According to Israeli writer and peace activist Uri Davis, all Canadians “are implicated in complicity in a war crime, since the tax exempt status of the JNF of Canada allows donors to the JNF [to] present the JNF receipts representing their donations before their tax officers and get corresponding tax deductions. These tax deductions are drawn out of the commonwealth, namely out of the pocket of each tax paying person in Canada.” Canadian taxpayers fund up to 25 percent of JNF Canada’s budget.

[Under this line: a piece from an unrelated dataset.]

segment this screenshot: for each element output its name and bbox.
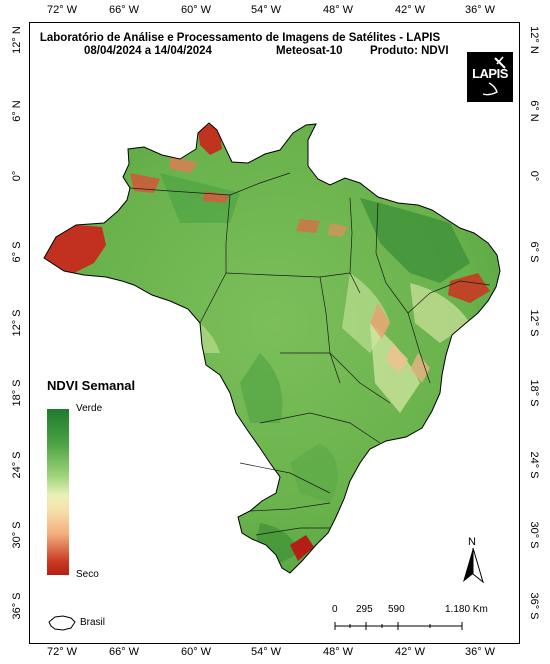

Not only does JNF Canada obliterate the memory of war crimes committed on Palestinian turf, on Canadian soil it violates the rules of the Canada Revenue Agency (CRA) by implementing discriminatory (racist) policies; by supporting another country’s army (the IDF); and by exploiting its charitable status to further the cause of a foreign state.

Long suppressed by the mainstream media, JNF Canada’s multi-faceted violations are now coming to light. Canadians are thus taking note. Many are profoundly disturbed that their tax dollars have long been used to perpetuate egregious acts of social injustice. Such persons are growing in number and they are demanding with one voice that JNF Canada’s charitable status finally be revoked. •

Michelle Weinroth is a writer and teacher living in Ottawa.